Dear 100 Hour Board,
What topics would you like to hear addressed during the upcoming General Conference?
-Need some ideas soon
First of all, your 'nym had me confused for a moment. The "need some ideas soon" made me wondering whether a member of the Quorum had come to the 100 Hour Board with a case of writer's block and a very serious deadline. I'm not sure if that's sacrilegious to say or not, but it made me smile. Anyways.
I agree with Sunday Night Banter below. Because of so much polarization, I think it has been hard for all of us in some ways to practice love for those who believe different things from us. It's definitely something I've struggled with, and I've felt a little guilty for that lately (so many uncles to apologize to thanks to heated election debates...).

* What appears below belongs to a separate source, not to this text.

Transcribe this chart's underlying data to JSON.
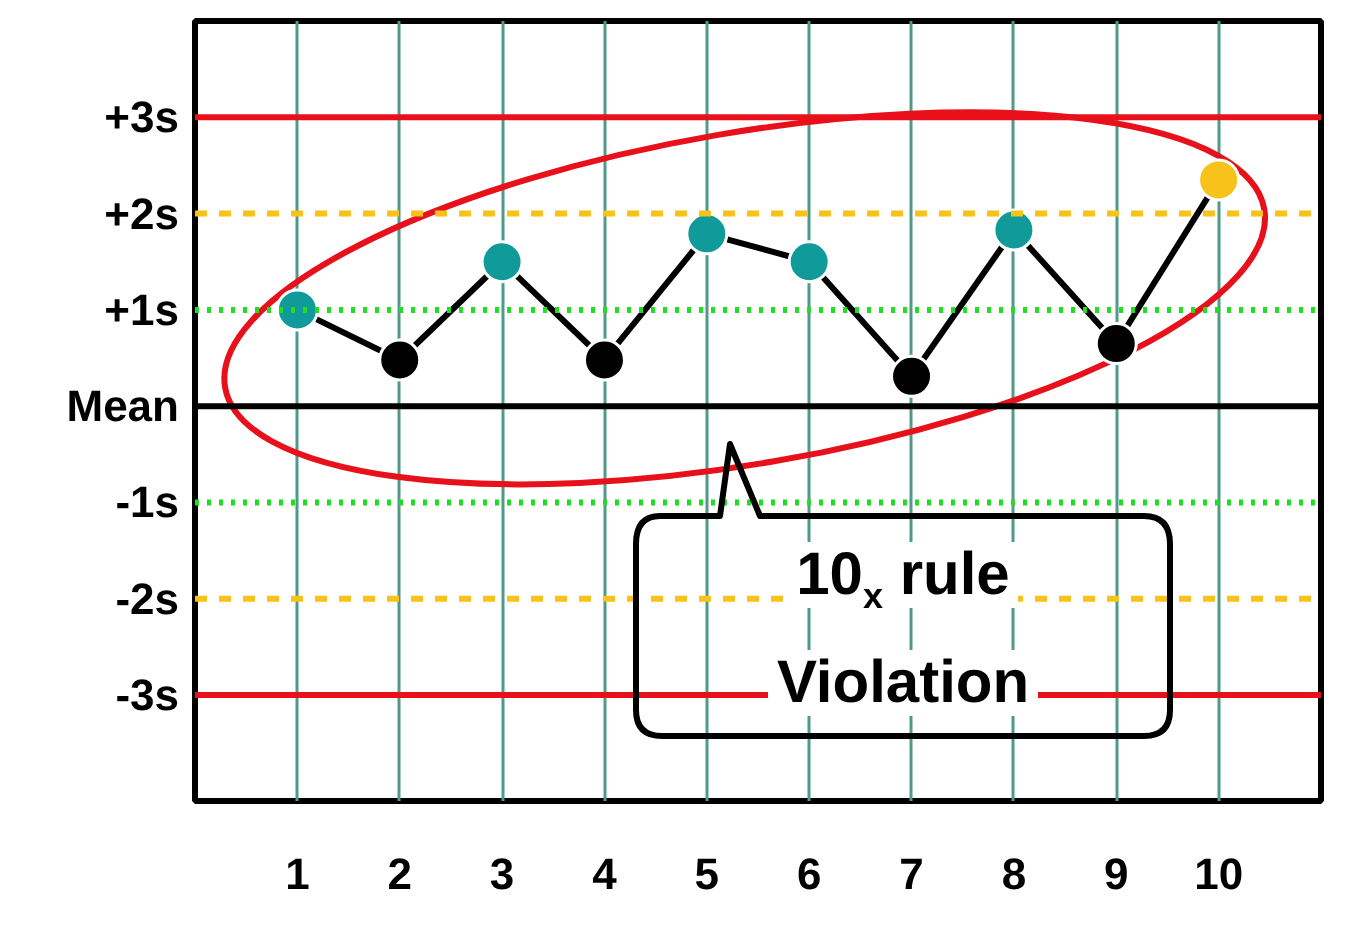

A talk on becoming more Christlike in our actions would be good.
Also, I'd appreciate a talk on developing happiness in a spiritual sense. My relationship with religion is so much healthier than it used to be, but I still have a hard time feeling happiness at church. It's important to take the gospel seriously, of course, but I miss when it used to be simple and a source of joy. That's just a personal need, though.

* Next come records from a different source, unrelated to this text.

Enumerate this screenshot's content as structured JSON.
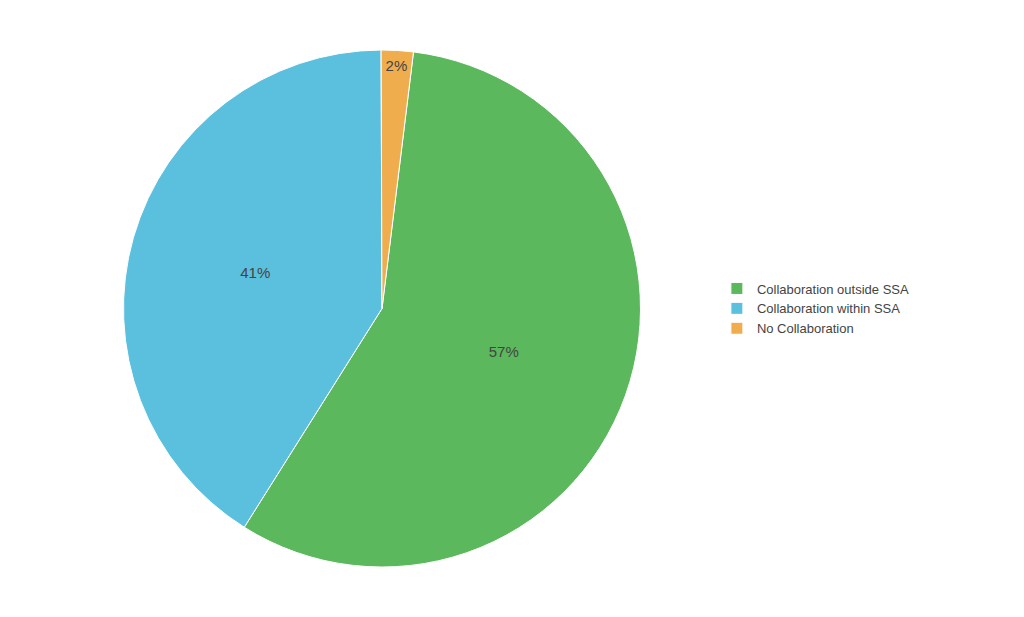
{
  "chart_data": {
    "type": "pie",
    "categories": [
      "Collaboration outside SSA",
      "Collaboration within SSA",
      "No Collaboration"
    ],
    "values": [
      57,
      41,
      2
    ],
    "value_labels": [
      "57%",
      "41%",
      "2%"
    ],
    "colors": [
      "#5cb85c",
      "#5bc0de",
      "#f0ad4e"
    ],
    "data_labels": true,
    "legend": "right"
  }
}
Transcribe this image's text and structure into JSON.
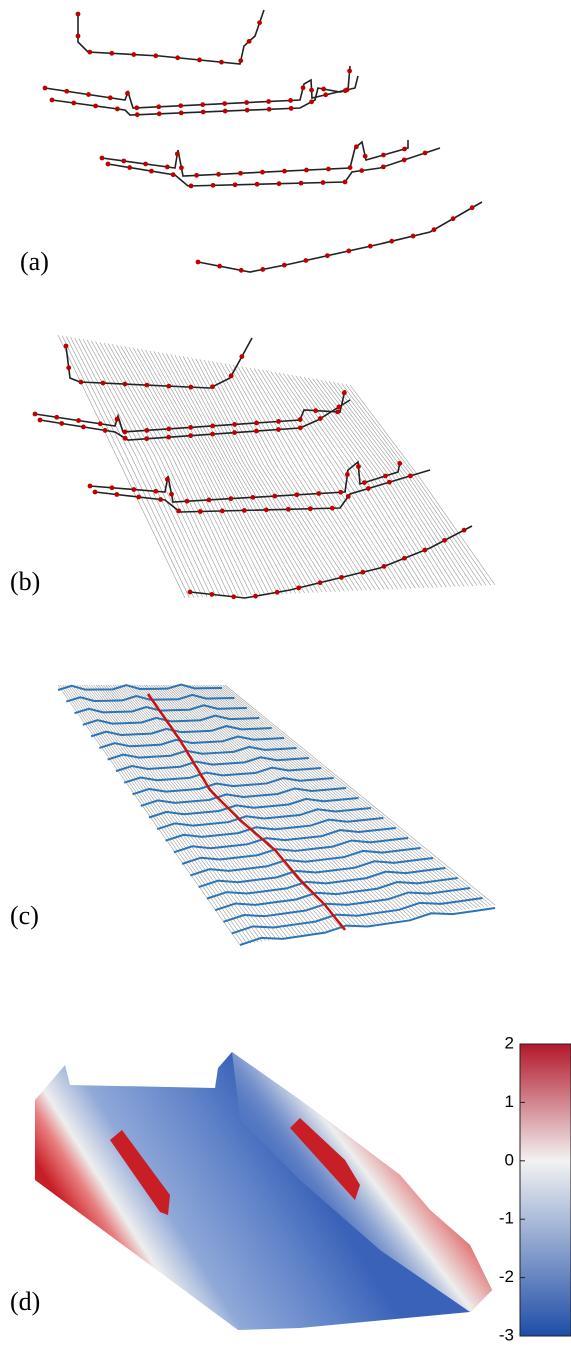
{
  "panels": [
    {
      "label": "(a)"
    },
    {
      "label": "(b)"
    },
    {
      "label": "(c)"
    },
    {
      "label": "(d)"
    }
  ],
  "colorbar": {
    "range": [
      -3,
      2
    ],
    "ticks": [
      2,
      1,
      0,
      -1,
      -2,
      -3
    ]
  }
}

I would love to hear about becoming a Zion society. This isn't just needed in the world, but Church members (me included) definitely need to learn to love each other more and judge each other less. How are we supposed to usher in the Second Coming when we can't even usher the Savior into our hearts?
-Sunday Night Banter
Good question. Let me reflect out loud for a second, metaphorically speaking.
Lately I've been feeling like I believe in a different God than all the other people at church. Or at least that I'm having a different spiritual experience than everyone else is. I feel like a lot of the things that people talk about aren't important to me, and the things that are important to me aren't often discussed in a way that I find meaningful. Then I oscillate between the thoughts of "What's wrong with me?" and "What's wrong with everyone else?"
I feel happy with my life and I don't seem to deal with adversity the same way other people at church do. I don't buy a lot of what other people say because it seems to have no doctrinal foundation. I go to church because I believe in the theology that I have studied and I believe I have an obligation to be involved with other church members, but the actual three hour block per week is feeling increasingly arduous.
It feels weird to feel so frustrated about church when I feel happy with my life and have no doctrinal/theological crises. But I used to really love going to meetings when I was in high school and was just becoming active again - it felt like I was actually learning new things, which was exciting. Now I feel like I rarely learn new things and very few people have comments that help increase my understanding or make me feel something. (Gosh, this is getting honest fast.) I'm worried that this will become worse the longer I go to church and the further along I get into my education where I am challenged every day and constantly get to talk to people about fascinating things.
So, with all of that context, here are a list of subjects I would love to hear addressed:
How can I get more out of the three hour block at church?
How can I best contribute to the classes I attend at church?
How can I best contribute to the lives of the people I see at church?
How can I be more humble?
How can I judge other people less?
How can I see the best in other people?
How can I value the contributions of others more?
How do I stay growth-oriented when I fear that continuing to grow may isolate me from others?
How can I just be actually genuinely nice and love people for who they are when I would rather look down on them?